New Harrison town clerk starts Monday

By Gail Geraghty

Staff Writer

HARRISON — Melissa St. John will have big shoes to fill when she takes over the town clerk’s job in Harrison.

The obvious reason is because she’s replacing a highly-respected veteran town employee, Judy Colburn, who served twice as Interim Town Manager over her 24 years as Town Clerk. Colburn, who for many embodied the spirit behind Harrison’s motto as “The Friendly Village,” will officially step down as full-time Town Clerk this Friday, March 8.

But when St. John starts work as the new Harrison Town Clerk on Monday, March 11, she’ll be taking on additional responsibilities that weren’t part of Colburn’s job description.

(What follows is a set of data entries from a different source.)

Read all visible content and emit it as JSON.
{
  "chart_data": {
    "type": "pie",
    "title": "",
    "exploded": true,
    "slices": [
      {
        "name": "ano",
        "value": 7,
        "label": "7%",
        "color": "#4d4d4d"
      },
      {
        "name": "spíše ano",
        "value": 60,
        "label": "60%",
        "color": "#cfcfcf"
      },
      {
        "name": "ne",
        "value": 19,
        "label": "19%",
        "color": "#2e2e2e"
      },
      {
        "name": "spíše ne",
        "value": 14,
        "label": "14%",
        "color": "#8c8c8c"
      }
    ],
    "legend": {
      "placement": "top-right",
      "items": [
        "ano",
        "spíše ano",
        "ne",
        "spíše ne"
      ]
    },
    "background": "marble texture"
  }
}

“She’s doing everything that Judy did, plus,” Harrison Town Manager George “Bud” Finch said. Along with the usual town clerk duties of record keeping, colleting taxes and fees, issuing permits and licenses, supervising clerical staff and town elections, St. John will also serve as administrative secretary to the town manager, secretary to the Harrison Board of Selectmen, and will supervise any technology changes required in the future at the town office.

Finch joked that when Colburn first saw the revised job description, “Judy said, ‘God, I wouldn’t want to do that job’.”

But with Colburn retiring, Finch said it was the right time to make the change. With significant cutbacks looming in state revenue assistance, elevating employee productivity becomes a necessary choice. “The question becomes one of how to do more with fewer people,” he said.

Town office restructuring

Soon after he came to Harrison, Finch saw the need to take a five-year instead of fiscal-year approach to the budget, and began by looking for ways to save money by increasing productivity of town employees. With St. John’s hiring, a milestone has been achieved in that ongoing restructuring process, he said in his weekly update.

“To meet the many changes yet not add new personnel, we are reorganizing who and how we get our work done,” Finch wrote. St. John’s role as town clerk will now also include serving as secretary to the town manager and secretary at selectmen’s meetings, jobs formerly done by Mary Tremblay, whose secretarial position will be eliminated.

The change will allow Tremblay, a seven-year town employee, to be promoted to the position of Assistant to the Assessor, Code Enforcement Officer and Plumbing Inspector, who is John Wentworth. In this new role, Tremblay will be responsible for computerizing all records of Wentworth’s office over the next five years. When completed, the digitization of records will “greatly reduce” the cost of future revaluation and code enforcement requirements, Finch said.

“By making this move now, we are advancing ahead of the projected workload as the economy rebounds,” Finch said. Tremblay will also prepare the town for changes in local, state and federal codes — a necessary and important job that Finch said can only be done economically by shifting around job descriptions, and not by hiring new personnel. Tremblay will also continue to serve as secretary to the Planning Board and the Zoning Board.

Chosen from a field of 24

“We’re becoming more productive in what we do,” said Finch, and the town clerk’s job, with its execution of many legal responsibilities, is “becoming more complicated, not less.” But Finch said he is confident St. John will be equal to the challenge.

St. John was chosen from a list of 24 candidates that were narrowed to seven, and then five finalists, in an open hiring process that began last fall. Because Coburn was flexible on her final retirement date, the search could be held without a fixed hiring deadline, which allowed Finch and those who assisted him in the search to wait until the right person was found with the right skills for the job.

St. John stood apart, said Finch, “for her professionalism, educational background and community service.” She holds a Bachelor of Science Degree from Fitchburg State College, and a Master’s Degree from the University of Pittsburg. Her salary has not yet been set, and selectmen were expected to confirm her hiring soon.

The changes in job descriptions at the town office follow changes begun earlier at Harrison Parks & Recreation to give Director Paula Holt supervision over a wide variety of recreation-related functions that were previously running independently, with limited oversight and a lack of flexibility, Finch said. Changes are also in the making at the transfer station and public works departments.

“Change is never easy, but fortunately we recognize that change is inevitable and the work we are doing will strengthen Harrison for the taxpayers and the staff,” said Finch. He is grateful for the support town employees have shown him in making some tough decisions in order to maintain the heath and vitality of town government operations.